We cover state adoption law updates, like Indiana's new rule allowing adoptees access to previously sealed adoption records.

File cabinets representing state adoption law updates

Indiana may allow access to sealed adoption records. A Senate committee unanimously approved a proposal to expand access to sealed adoption records. Previously, adoptees could not access records without written consent on file. If approved on the Senate floor, it would make records available starting in 2017.

Kansas seeks to restrict foster care placements: A special committee has recommended that “evidence-based factors regarding family structure” be considered in foster placements — a proposal that Democrats in the state’s Legislature fear will be used to discriminate against same-sex couples.

New York lawmaker hopes to increase time off for new parents: Erie County Comptroller Stefan Mychajliw seeks to modernize the county’s leave policy for new parents through birth or adoption. “The current policy assumes the only benefit to taking off time from work is for physical recovery for mothers,” says Mychajliw. “It makes no mention of the importance of time off for moms and dads to emotionally bond with new children and establish themselves as a family unit.”

Oregon and Texas working to address problems with states’ foster care systems: The Department of Human Services (DHS) in Oregon met with the Senate Interim Committee on Human Services and Early Childhood.

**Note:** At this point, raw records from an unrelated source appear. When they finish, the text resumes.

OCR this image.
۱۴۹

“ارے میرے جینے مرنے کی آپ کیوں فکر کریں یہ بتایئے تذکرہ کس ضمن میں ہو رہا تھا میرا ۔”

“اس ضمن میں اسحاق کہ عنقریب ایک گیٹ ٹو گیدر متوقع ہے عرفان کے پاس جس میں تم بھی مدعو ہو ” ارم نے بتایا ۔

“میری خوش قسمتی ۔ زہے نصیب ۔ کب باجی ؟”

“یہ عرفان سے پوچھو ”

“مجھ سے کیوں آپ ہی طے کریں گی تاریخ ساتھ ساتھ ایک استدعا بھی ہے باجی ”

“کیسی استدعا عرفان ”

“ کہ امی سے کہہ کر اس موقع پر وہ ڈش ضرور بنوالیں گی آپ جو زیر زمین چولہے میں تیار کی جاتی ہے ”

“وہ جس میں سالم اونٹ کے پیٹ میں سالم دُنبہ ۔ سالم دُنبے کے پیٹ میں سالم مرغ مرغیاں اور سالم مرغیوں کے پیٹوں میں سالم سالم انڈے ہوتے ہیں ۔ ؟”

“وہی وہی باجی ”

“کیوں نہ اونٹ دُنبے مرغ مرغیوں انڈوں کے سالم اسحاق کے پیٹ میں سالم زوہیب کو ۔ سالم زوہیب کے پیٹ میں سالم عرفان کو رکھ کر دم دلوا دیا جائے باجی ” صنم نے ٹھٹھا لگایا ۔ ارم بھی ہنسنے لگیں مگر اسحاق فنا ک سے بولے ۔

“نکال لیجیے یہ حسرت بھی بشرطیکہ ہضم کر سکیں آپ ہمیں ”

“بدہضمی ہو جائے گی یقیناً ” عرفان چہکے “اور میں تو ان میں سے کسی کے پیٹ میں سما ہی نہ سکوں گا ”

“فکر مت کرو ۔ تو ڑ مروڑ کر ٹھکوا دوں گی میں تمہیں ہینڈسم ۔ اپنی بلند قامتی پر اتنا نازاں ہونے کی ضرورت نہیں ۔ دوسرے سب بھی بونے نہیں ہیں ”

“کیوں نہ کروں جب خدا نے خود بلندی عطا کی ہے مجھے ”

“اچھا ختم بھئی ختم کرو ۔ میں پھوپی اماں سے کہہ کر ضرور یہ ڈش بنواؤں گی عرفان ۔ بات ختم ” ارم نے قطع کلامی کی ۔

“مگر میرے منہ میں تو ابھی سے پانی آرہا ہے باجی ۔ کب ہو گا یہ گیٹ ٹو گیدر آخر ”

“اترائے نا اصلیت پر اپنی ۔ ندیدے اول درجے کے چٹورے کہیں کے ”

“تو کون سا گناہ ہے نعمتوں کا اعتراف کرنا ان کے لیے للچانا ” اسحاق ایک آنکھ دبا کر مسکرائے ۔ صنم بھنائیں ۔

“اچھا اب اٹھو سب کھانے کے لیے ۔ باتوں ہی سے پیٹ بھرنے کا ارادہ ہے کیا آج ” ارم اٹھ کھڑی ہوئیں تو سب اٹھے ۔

The head of DHS told the lawmakers that he did not believe all the children in the care of the state are safe. DHS has convened a special committee to address the problems with foster care in the state.

In December 2015, a judge found that the Texas Department of Family and Protective Services violated the Constitutional right to be protected from reasonable harm of approximately 12,000 children in state care. The ruling required a major overhaul, including a revised method of investigating allegations of abuse. Attorney General Ken Paxton filed an appeal to postpone the overhaul, which the office claims is too broad and vague.